We're still contending with a pretty serious snake problem, which means no spring ducklings this year, but for the one - the lonely survivor from the last hatch. He's holding his own. We're fairly certain he's a he. This gives us mixed emotions - if the one surviving duckling were a girl, we'd be thrilled as it would give us another future mother, increasing our odds of boosting the duck population. If a boy, well, then we get to eat it, which was the whole point of the exercise. It's hard to say which option we prefer at this point. Not that it matters - we get what we're given.

Little Bridget is now weaned, and still with us. We're also transitioning the girls to a once-daily milking, so that we may have some semblance of a social life again. Two milkings a day was never part of the plan, but sometimes plans don't go along with you, do they? We frankly can't cope with the volume of milk that two milkings a day provides. A gallon a day for two people? Honestly, even WE can't eat that much cheese. Between the copious amounts of milk and all the overtime the hens are clocking these days, we have the world's luckiest dogs. They know better than to complain about much of anything - they know how good they have it.

I have a bit of garden maintenance to do over this long weekend, but the bulk of my plans involve planning. These are the days when we look back over our year, take lessons from it and decide how to move forward. Each year has its challenges, and yet we come through, always with something to show. The thermometer outside is telling me, "It's time to stop now. Sit down, pour a cold drink and take stock. The cycle will begin again sooner than you think, so make your plans."

That thermometer is wise.


  1. Great post, and I have to thank you, because I would surely have missed said boat! I just started planning which seeds to order last night.
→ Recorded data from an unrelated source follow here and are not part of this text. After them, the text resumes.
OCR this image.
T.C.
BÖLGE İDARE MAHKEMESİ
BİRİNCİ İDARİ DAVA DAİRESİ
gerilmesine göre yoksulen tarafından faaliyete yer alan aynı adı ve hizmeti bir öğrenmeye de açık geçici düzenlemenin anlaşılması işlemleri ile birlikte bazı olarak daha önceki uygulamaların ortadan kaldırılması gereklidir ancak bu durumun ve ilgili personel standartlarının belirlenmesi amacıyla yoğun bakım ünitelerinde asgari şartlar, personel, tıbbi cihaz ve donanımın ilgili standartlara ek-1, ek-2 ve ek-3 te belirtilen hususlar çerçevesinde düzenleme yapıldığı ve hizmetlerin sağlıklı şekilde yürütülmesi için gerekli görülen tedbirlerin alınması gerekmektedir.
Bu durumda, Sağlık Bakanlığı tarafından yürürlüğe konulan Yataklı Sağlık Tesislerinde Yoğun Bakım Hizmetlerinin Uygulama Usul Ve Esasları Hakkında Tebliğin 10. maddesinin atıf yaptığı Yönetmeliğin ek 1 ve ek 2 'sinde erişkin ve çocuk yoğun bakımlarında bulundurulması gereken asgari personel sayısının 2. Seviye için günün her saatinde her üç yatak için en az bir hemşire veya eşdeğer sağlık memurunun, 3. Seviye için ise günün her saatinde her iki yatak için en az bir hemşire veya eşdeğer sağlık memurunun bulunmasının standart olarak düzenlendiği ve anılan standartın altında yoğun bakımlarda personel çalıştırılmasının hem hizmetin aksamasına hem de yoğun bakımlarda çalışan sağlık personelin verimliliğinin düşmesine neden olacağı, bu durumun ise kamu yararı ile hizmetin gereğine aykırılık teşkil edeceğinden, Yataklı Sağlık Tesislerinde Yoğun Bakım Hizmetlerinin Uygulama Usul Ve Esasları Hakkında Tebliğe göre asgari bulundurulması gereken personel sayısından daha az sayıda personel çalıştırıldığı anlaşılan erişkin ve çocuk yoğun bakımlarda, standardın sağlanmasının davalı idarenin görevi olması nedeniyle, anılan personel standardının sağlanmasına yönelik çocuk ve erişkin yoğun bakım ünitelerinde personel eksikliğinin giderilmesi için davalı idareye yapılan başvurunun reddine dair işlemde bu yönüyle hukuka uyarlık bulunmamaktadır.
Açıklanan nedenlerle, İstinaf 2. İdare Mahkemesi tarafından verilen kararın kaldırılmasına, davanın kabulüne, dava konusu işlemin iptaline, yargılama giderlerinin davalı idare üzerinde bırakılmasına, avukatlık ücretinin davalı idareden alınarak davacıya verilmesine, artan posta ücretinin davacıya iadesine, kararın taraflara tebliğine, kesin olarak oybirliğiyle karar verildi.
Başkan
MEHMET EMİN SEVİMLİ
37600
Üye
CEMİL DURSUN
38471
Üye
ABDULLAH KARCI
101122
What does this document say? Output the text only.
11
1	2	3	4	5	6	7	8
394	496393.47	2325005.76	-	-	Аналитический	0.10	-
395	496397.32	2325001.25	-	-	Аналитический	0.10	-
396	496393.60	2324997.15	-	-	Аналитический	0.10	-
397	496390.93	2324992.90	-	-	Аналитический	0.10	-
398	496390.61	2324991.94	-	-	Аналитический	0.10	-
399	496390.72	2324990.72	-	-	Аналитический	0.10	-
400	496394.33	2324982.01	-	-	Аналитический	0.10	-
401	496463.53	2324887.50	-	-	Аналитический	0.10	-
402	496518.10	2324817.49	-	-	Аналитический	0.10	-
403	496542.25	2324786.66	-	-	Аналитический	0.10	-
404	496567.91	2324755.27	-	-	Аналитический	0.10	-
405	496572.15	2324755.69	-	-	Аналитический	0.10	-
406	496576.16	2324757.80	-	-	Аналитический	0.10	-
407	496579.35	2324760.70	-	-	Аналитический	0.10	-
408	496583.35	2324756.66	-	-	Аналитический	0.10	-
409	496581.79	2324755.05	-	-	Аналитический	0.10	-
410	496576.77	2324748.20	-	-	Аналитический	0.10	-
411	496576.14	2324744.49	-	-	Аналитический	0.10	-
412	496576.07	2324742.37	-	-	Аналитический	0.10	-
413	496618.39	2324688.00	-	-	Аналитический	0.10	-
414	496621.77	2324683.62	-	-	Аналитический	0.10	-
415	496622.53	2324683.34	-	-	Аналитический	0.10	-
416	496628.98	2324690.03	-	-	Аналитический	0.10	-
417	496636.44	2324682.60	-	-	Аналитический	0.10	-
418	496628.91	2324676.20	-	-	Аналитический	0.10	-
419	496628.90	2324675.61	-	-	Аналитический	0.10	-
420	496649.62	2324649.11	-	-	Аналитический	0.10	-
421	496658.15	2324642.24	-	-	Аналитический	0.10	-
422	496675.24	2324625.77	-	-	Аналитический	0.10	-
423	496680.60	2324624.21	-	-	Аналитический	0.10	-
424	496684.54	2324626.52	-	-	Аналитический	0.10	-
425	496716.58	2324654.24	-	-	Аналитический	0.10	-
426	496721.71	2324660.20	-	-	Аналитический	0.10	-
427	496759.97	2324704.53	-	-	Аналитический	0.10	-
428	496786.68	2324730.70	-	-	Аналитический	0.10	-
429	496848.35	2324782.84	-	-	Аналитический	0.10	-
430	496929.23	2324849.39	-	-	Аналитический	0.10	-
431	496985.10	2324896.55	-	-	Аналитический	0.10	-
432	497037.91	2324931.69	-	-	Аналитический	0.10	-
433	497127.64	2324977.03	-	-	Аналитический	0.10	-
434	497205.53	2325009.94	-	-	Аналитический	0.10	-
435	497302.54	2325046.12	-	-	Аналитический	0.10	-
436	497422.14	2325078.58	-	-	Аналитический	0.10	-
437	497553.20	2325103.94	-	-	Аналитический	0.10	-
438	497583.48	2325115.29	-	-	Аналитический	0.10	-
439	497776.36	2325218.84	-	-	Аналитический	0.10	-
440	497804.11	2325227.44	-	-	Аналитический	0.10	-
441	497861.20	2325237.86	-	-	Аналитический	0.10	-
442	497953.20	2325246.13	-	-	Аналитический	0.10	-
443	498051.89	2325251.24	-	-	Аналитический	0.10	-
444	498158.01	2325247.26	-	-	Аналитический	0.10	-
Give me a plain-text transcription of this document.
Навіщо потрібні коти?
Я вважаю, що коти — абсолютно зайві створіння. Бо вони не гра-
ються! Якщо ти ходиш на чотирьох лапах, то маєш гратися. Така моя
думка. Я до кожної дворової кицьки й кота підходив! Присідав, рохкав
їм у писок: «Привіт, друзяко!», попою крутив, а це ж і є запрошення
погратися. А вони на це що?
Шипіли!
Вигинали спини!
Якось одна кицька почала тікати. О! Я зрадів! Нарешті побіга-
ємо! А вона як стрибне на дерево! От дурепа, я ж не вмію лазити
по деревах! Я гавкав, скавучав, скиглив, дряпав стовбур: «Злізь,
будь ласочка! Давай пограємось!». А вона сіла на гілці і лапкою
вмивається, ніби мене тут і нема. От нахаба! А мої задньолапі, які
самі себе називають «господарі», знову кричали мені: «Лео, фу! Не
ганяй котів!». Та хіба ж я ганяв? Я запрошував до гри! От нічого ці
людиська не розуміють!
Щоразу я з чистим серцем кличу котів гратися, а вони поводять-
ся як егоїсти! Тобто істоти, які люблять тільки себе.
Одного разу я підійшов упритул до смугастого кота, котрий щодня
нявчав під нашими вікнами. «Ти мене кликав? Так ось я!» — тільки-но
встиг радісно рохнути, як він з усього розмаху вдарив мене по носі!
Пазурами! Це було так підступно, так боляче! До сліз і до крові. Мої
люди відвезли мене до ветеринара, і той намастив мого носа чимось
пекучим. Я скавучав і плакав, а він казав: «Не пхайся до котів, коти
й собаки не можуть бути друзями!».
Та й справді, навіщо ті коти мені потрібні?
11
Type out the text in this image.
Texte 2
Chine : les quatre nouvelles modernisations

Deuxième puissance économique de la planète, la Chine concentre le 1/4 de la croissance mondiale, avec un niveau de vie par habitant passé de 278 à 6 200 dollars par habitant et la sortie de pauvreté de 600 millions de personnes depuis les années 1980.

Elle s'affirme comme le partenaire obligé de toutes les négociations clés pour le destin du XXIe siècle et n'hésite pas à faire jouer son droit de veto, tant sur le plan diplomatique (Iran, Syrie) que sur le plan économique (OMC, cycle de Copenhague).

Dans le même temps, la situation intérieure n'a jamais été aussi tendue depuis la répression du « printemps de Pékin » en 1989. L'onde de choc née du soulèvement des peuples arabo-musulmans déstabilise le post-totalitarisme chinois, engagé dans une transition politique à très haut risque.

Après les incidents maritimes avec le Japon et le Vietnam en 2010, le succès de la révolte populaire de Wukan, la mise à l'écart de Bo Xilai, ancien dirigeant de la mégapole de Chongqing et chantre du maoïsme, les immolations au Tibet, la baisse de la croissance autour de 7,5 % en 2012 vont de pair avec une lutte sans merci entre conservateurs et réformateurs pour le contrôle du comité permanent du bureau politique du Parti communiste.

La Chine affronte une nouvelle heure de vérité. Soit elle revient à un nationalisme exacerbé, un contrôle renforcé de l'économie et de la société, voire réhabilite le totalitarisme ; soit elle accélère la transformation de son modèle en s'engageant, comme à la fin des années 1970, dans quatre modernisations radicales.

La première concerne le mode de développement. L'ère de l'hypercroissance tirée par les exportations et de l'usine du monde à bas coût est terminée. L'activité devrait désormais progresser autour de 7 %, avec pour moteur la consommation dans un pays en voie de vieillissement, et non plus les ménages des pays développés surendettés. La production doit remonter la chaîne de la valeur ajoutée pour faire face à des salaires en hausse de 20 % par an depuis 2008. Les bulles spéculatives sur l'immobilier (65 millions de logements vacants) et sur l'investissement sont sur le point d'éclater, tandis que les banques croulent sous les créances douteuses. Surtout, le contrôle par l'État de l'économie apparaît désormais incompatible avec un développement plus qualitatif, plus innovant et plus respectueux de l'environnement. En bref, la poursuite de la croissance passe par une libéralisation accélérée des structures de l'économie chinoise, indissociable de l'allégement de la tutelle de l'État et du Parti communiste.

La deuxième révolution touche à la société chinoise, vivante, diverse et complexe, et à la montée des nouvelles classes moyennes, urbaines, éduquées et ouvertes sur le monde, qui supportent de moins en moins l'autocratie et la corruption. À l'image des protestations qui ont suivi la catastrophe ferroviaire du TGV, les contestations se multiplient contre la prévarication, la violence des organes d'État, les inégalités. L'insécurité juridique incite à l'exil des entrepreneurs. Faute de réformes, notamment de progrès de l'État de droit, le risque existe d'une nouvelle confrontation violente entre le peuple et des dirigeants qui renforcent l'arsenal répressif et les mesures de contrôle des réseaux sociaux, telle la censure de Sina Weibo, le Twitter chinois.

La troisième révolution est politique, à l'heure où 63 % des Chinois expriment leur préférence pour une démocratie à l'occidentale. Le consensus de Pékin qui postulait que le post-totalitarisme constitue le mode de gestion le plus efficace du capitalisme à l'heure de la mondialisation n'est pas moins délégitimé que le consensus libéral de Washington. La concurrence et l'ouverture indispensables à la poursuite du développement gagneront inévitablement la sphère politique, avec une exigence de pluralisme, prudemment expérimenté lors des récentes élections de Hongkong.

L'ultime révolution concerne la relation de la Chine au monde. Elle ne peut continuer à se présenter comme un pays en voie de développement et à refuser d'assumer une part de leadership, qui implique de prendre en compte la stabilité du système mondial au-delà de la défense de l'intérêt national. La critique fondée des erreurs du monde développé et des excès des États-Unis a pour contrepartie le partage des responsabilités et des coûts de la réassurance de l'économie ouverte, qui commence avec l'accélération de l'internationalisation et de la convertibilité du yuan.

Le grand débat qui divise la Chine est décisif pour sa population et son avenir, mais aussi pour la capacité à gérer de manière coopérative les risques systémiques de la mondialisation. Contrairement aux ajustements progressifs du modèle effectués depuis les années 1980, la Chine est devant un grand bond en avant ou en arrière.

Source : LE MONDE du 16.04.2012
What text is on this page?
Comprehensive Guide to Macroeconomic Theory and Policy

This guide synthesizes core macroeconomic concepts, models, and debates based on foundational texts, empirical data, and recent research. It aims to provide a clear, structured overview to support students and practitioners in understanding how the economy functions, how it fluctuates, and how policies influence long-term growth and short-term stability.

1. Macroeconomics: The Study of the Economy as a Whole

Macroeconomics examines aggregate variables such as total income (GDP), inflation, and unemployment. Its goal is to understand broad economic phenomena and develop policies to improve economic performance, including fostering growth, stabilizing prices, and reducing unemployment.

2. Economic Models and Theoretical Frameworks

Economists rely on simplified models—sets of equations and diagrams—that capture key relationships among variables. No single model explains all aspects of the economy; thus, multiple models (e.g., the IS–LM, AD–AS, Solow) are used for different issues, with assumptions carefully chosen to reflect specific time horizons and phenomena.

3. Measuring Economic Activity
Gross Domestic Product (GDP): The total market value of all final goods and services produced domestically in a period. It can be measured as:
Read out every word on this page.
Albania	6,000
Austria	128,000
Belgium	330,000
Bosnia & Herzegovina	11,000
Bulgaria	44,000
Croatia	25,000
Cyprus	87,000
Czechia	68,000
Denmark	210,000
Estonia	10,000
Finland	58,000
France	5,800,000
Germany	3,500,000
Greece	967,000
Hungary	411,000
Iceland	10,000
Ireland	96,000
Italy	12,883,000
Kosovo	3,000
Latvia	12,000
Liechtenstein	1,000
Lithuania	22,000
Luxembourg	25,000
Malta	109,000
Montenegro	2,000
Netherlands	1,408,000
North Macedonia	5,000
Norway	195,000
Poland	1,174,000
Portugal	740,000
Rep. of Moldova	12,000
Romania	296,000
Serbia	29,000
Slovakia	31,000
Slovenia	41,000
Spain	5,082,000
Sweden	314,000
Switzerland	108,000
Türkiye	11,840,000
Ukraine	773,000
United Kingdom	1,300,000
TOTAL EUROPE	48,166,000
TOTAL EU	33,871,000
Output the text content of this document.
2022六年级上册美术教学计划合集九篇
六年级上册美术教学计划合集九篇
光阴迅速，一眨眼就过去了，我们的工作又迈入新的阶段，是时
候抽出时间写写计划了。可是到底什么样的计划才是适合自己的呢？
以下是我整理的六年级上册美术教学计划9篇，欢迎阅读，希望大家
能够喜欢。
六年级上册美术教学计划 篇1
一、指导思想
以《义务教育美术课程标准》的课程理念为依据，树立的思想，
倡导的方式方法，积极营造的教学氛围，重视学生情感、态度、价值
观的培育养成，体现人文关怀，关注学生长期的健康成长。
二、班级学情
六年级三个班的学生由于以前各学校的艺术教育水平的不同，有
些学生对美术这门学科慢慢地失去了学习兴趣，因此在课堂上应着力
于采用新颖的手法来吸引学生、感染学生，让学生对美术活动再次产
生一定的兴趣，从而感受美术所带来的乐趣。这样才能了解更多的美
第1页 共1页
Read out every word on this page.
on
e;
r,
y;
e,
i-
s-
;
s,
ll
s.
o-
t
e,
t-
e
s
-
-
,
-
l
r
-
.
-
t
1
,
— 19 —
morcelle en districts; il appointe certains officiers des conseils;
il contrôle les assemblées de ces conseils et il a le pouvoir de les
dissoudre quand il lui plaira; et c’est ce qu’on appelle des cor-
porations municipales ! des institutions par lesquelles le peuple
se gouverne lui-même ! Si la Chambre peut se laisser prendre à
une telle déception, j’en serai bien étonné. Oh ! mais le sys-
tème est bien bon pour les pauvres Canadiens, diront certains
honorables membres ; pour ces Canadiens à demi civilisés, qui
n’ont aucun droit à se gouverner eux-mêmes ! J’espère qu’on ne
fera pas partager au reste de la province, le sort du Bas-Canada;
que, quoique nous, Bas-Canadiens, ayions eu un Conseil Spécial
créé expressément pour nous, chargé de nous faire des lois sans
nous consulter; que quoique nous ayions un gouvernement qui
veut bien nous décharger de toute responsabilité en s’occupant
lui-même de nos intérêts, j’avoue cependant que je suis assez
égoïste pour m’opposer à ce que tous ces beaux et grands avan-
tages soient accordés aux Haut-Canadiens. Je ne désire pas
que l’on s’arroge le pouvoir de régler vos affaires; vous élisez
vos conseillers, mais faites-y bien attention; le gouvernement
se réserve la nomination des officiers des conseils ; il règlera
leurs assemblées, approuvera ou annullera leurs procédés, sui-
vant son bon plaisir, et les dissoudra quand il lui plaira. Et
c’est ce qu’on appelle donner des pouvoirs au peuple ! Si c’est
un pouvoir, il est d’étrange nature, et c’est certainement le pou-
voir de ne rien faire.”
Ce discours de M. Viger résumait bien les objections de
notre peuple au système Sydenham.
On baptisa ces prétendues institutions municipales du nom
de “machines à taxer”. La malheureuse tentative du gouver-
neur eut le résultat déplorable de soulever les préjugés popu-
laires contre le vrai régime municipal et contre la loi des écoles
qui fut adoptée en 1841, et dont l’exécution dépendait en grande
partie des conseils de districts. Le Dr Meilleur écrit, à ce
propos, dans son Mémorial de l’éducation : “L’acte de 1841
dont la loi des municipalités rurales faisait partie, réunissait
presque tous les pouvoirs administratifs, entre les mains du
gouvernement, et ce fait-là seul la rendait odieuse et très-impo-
I really have no idea, haha.

    How did you know the onions were done? 2 of mine have a little bulb on top of the "chive" stem, or whatever it's called. I think I can save that and use it for seed next year.

  2. The onions are done when the tops start to fall over. Feel around the base of the stem - where the green part meets the bulb - it should weak and sort of papery and will probably be bent over. That's when they're ready. Also, exposing the tops of the bulbs to sunlight will help them grow bigger.

  3. Tara,
    Do you recall how long your onions were in the ground? Our tops are starting to fall over but it seems like we just planted them (but the tops are huge) I know our season is different than yours but I am just wondering if I dont have problem with mine drooping already.

  4. Leigh, I don't recall exactly, but It was around early March, I think. I actually planted onion sets with the intention of harvesting green tops, and wound up with a lot of bulbs in the end just because I didn't pull them up. :) If you want to know if they're ready, dig away some of the dirt from around the bulb and just get a sense of how big it is. If your tops have fallen over and there's a bulb under the ground, they're done.